ABUJA (AFP) - Opec is facing a challenging time due to the fall in oil prices and many members and non-members are "suffering immensely", the cartel's president and Nigeria's oil minister, Diezani Alison-Madueke, said Wednesday.
"This is a very challenging time as you know for Opec and for the global crude oil wells as a whole," she told journalists in Abuja.
"Many countries both Opec and non-Opec countries are suffering immensely," she said.
Alison-Madueke said Venezuela, Angola, Algeria, Iran and Nigeria had either taken strict fiscal measures to cushion the effects of the plummeting prices or had their budgets placed "under duress".
Russia, a non-Opec country that is not cutting production, is witnessing a drop in the value of its currency, she said.

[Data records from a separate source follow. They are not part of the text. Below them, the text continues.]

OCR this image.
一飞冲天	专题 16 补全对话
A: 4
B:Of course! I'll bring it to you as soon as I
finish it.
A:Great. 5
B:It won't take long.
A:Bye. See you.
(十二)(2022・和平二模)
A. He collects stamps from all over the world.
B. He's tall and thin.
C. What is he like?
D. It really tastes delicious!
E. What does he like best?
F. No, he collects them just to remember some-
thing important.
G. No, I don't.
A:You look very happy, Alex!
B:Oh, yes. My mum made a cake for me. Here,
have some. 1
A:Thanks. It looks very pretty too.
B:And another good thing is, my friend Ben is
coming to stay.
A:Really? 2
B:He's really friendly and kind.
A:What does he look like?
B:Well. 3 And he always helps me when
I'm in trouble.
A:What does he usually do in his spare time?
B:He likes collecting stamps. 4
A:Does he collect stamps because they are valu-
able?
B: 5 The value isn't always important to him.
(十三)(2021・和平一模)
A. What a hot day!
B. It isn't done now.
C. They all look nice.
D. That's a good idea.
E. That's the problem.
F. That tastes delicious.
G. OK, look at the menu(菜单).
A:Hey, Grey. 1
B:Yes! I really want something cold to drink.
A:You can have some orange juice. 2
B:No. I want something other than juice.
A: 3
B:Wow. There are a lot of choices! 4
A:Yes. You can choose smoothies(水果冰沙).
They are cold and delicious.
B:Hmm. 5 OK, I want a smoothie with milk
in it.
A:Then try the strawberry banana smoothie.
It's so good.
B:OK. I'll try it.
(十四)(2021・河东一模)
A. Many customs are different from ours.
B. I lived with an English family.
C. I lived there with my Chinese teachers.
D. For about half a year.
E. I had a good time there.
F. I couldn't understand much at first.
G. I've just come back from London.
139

"Our prayer... is that we will be able to stabilise the crude oil prices per barrel over this period because it is critical," she said.
Crude prices are currently hovering around 70 dollars a barrel in New York and London.
The minister said she would closely monitor the prices to determine if a special Opec meeting was needed to discuss strategies to address the situation.
Nigeria, Africa's largest oil exporter, has to be more competitive "at this time and going into the future. We cannot continue to do business as usual," she said.
Corruption and mismanagement have blighted the nation's oil industry.
Crude oil is the mainstay of Africa's largest economy.
Nigeria said last month it was reviewing its fiscal and monetary policies to deal with the predicted fall in revenues after oil prices fell by a third since June.
Finance Minister Ngozi Okonjo-Iweala said spending plans made on an oil price benchmark of US$78 dollars a barrel for 2015 were being reviewed downward to US$73 dollars a barrel.
She said oil accounts for 83 per cent of Nigeria's exports.